Miyake Makito, Yonemoto Naohiro, Togo Kanae, Xu Linghua, Oguri Tomoyo, Tanaka Masayuki, Hasegawa Yoshiyuki, Izawa Yoshinobu, Araki Kenji
Department of Urology, Nara Medical University, Kashihara, Nara, Japan.
Department of Biostatistics, Faculty of Medicine, University of Toyama. Toyama-shi, Toyama, Japan.
JCO Clin Cancer Inform. 2025 Jun;9:e2400249. doi: 10.1200/CCI-24-00249. Epub 2025 Jun 27.
Collecting information on clinical outcomes (recurrence/progression) from complex treatment courses in non-muscle invasive bladder cancer (NMIBC) is challenging and time-consuming. We developed a deep learning natural language processing model to assess outcomes in patients with NMIBC using vast data from electronic health records (EHRs).
This retrospective study analyzed data from Japanese adults with NMIBC who started Bacillus Calmette-Guérin (BCG) induction therapy between April 2016 and June 2022. A Bidirectional Encoder Representations from Transformers (BERT) model was trained to classify outcomes, supported by human review for past history records. The model's performance was assessed by precision, recall, and F1 scores. We compared the effectiveness of BCG therapy between completion (patients who completed therapy) and non-completion groups.
Of 372 patients studied, 79.3% and 20.7% were in the completion group and the non-completion group, respectively. The final BERT model achieved average F1 scores of 0.91 and 0.98 for time to recurrence (TTR), and 0.74 and 0.94 for time to progression (TTP) before and after human support, respectively. The hazard ratio for TTR in BCG completion versus non-completion groups was 0.40 (95% CI, 0.26 to 0.62) by a multivariate Cox proportional hazard model and 0.41 (95% CI, 0.26 to 0.63) by inverse probability of treatment weighting.

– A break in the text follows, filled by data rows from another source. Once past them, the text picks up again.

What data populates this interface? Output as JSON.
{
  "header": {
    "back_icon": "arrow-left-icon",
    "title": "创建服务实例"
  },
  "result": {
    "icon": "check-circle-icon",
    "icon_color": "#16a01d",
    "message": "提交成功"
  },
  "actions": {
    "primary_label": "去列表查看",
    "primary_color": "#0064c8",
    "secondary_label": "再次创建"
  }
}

The developed model could compare the clinical outcomes between treatments in patients with NMIBC using EHRs. Human support, although required, was needed in only 10% documents and was deemed feasible. The model was able to demonstrate the difference in TTR and TTP between BCG completion and non-completion groups.
收集非肌层浸润性膀胱癌(NMIBC)复杂治疗过程中的临床结局(复发/进展)信息具有挑战性且耗时。我们开发了一种深度学习自然语言处理模型,以利用电子健康记录(EHR)中的大量数据评估NMIBC患者的结局。

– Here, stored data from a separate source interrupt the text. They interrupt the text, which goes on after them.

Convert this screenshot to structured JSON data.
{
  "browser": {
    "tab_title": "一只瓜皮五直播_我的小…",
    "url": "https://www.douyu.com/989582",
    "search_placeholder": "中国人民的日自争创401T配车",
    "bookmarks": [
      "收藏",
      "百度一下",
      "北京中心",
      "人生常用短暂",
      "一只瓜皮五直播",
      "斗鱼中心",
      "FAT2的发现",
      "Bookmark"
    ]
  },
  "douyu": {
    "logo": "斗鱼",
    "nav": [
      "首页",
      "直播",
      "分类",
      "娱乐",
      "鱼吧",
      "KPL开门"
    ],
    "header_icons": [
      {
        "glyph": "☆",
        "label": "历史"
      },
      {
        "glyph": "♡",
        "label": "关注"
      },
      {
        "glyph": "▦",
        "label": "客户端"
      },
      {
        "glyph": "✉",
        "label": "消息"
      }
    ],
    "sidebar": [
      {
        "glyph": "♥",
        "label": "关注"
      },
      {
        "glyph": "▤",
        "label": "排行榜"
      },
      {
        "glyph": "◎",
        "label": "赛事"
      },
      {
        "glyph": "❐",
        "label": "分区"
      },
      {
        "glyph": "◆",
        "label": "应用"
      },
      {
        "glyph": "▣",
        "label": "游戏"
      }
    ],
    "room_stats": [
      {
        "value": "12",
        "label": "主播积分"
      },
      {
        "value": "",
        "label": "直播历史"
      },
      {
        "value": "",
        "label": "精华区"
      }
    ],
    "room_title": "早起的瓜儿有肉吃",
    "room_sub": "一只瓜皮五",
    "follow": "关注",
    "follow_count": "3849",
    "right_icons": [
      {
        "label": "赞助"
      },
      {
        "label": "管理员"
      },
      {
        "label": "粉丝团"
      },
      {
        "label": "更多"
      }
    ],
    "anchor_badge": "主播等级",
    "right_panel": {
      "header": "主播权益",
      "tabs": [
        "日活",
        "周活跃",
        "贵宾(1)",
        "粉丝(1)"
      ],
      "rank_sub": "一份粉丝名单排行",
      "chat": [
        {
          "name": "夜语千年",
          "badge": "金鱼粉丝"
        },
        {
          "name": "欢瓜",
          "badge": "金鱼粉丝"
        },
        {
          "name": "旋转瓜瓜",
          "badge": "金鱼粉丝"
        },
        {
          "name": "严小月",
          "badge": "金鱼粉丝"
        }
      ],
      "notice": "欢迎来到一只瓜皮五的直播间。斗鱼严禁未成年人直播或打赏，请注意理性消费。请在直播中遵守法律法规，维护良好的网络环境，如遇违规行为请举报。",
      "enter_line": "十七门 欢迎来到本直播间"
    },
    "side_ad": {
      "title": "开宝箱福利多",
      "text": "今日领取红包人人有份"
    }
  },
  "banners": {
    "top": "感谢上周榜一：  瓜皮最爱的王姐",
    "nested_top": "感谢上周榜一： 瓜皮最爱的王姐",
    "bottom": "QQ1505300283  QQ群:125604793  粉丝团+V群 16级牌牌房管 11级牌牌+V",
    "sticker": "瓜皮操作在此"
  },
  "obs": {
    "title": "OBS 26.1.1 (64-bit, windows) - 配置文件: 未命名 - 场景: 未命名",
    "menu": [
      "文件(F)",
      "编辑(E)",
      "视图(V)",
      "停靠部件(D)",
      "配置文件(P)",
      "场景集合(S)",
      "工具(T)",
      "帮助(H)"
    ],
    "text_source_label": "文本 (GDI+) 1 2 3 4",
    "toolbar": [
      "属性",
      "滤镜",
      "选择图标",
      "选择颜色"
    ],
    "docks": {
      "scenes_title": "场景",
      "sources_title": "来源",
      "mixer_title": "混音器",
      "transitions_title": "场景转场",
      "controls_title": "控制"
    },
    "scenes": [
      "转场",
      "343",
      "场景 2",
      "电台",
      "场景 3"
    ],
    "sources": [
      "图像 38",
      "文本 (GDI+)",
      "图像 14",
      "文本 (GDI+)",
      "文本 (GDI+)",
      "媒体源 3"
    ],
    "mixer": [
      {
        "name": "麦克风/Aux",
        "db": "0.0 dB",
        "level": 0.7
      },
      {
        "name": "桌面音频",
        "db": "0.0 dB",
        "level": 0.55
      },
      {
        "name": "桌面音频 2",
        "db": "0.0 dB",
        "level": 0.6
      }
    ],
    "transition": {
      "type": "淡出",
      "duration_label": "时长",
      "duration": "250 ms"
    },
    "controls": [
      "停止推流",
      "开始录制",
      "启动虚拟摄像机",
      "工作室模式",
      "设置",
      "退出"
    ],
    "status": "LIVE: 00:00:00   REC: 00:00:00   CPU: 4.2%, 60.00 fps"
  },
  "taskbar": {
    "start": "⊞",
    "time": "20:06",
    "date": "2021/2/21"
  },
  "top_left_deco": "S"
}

这项回顾性研究分析了2016年4月至2022年6月期间开始接受卡介苗(BCG)诱导治疗的日本成年NMIBC患者的数据。训练了一种基于变换器的双向编码器表征(BERT)模型来对结局进行分类,并由人工审核过往病史记录提供支持。通过精确率、召回率和F1分数评估模型的性能。我们比较了完成治疗组(完成治疗的患者)和未完成治疗组之间BCG治疗的有效性。
在372例研究患者中,分别有79.3%和20.7%属于完成治疗组和未完成治疗组。最终的BERT模型在人工支持前后,复发时间(TTR)的平均F1分数分别为0.91和0.98,进展时间(TTP)的平均F1分数分别为0.74和0.94。多变量Cox比例风险模型显示,BCG完成治疗组与未完成治疗组的TTR风险比为0.40(95%CI,0.26至0.62),治疗权重逆概率法得出的风险比为0.41(95%CI,0.26至0.63)。
所开发的模型能够利用EHR比较NMIBC患者不同治疗之间的临床结局。人工支持虽然是必要的,但仅需审核10%的文档,被认为是可行的。该模型能够证明BCG完成治疗组和未完成治疗组在TTR和TTP方面的差异。